Ayo kita patuhi rambu-rambu di dalam masjid. Rambu yang paling sering ditulis Batas Suci. Itu artinya sandal, sepatu, bakiak, slop, haihil, rantang, dandang, gesper atau apa pun yang kita pakai sebagai alas kaki harus sudah kita lepas sebelum memasuki area batas suci tersebut. Kenapa? Agar tetap suci tentunya. Setidaknya bersih sehingga mendekati kesucian.

Janganlah sekali-kali kita melanggar batas itu. Apalagi sebagai pelaku pertama. Karena bila ada satu orang yang melanggar, maka kemungkinan besar orang berikutnya meniru.

Alkisah, ada sebuah tembok (masjid) yang baru dicat oleh pemiliknya. Tembok tersebut terlarang untuk dicoret-coret. Lalu mulailah ada orang yang melanggar larangan itu. Gara-gara tulisan orang pertama inilah akhirnya banyak orang terpancing ikut-ikutan dan akhirnya tembok itu tidak lagi bersih sebagaimana harapan pemiliknya. Tembok itu kini kurang lebih penuh coretan, seperti:

DILARANG CORAT-CORET!

TAPI ELO SENDIRI KO CORAT-CORET

OJEG 24 DI BALIK TEMBOK INI

GUA MAH NGGAK  CORAT-CORET DONK!

GUA NGGAK MAU IKUTAN AH ^BENTENG MANIA^

ITU LO IKUTAN

DINA KU TUNGGU JANDAMU (GERY)

DASAR ANEH LO SEMUA! PERSIB NU AING! (Agung Satriawan, 2009).

Kata aing juga bertebaran pada dangding Hasan Mustapa.
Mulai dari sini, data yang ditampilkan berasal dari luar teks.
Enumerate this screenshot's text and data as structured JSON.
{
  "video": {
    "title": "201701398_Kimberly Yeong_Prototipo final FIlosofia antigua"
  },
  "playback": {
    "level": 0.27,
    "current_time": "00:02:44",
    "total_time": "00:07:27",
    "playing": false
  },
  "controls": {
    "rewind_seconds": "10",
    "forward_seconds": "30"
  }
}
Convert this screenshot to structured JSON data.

Buku Haji Hasan Mustapa Jeung Karya-karyana memuat salah satu dangding  (puisi bermatra) terkenal:

Ceuk aing Allah mah batur

Ceuk batur Allah mah aing

Ceuk aing Allah mah eta

Ceuk eta Alla mah aing

Ceuk aing Allah mah saha

Ceuk saha Allah mah aing

(Ajip Rosidi, 1989:100).

Pada buku lain, Haji Hasan Mustapa: Sufi Besar Tanah Pasundan, dikisahkan bahwa Sujiwo Tejo membuat lagu sederhana yang pada 30 Agustus 2020 dijadikan film drama musikal virtual bertajuk Dongeng Cinta Ceuk Aing.

Drama musikal ini merupakan refleksi kegelisahan sang seniman tentang perjalanan spiritual seseorang dalam menemukan jati diri, cinta, dan Tuhan. Sujiwo Tejo sendiri jadi dalangnya. Dongeng Cinta Ceuk Aing ini melibatkan lebih dari 50 seniman ternama.
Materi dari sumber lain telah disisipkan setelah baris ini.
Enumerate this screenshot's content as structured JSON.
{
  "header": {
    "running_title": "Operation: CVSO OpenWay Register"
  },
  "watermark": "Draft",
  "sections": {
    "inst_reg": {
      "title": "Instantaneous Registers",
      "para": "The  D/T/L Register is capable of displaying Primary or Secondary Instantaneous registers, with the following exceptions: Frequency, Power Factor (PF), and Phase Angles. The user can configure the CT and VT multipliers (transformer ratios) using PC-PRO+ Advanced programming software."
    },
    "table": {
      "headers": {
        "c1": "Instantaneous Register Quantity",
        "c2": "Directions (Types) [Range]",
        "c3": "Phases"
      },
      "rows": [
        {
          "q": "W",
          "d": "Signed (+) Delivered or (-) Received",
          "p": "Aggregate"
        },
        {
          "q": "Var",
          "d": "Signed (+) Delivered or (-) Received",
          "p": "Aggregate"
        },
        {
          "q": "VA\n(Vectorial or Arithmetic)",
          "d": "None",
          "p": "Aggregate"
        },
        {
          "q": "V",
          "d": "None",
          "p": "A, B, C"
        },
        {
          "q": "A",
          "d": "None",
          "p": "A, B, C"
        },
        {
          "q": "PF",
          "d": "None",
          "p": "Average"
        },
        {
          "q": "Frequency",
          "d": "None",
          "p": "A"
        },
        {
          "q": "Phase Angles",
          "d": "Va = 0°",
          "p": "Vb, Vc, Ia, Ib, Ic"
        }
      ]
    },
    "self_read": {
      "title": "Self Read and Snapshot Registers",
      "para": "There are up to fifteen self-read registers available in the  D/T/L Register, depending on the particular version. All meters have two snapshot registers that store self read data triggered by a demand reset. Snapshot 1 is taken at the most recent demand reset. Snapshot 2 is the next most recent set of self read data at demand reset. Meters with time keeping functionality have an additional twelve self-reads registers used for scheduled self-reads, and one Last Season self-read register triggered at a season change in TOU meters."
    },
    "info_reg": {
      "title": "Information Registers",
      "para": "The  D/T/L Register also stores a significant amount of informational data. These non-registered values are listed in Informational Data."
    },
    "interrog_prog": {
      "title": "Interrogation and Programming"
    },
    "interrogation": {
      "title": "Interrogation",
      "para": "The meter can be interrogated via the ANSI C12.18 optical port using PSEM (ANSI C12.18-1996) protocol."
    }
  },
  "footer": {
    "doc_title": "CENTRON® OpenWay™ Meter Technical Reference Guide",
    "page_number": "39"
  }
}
Dongeng tersebut menggambarkan drama cinta tentang seorang putri anak petani yang dijodohkan oleh bidadari. Jelang pernikahan, perjodohan diganggu buaya darat. Sujiwo Tejo menegaskan drama musikal Dongeng Cinta Ceuk Aing ini bukan hanya tentang percintaan semata, tapi juga mengisahkan kegelisahan terbesar manusia.

"Ini adalah sebuah pementasan dongeng yang akan membuka sisi lain dari cara pandang kita pada dunia, Tuhan, dan semesta. Bersiap-siaplah emosinya tercampur-aduk, dan merasakan getaran baru dari pencarian jati diri paling dahsyat," kata Sujiwo Tejo (detikHOT, Senin 24/08/2020 15:46 WIB, Pustaka Iman, 11/11/2020).

Hingga kini, kata aing terus mewarnai pusaran khazanah lokal Ki Sunda. Sudah saatnya merayakan petuah Yusuf Wibisana tentang hidup matinya Sunda tergantung pada kita, bukan orang lain. "Sunda téh nu aing jeung kumaha ceuk aing,” kata Yusuf Wibisana.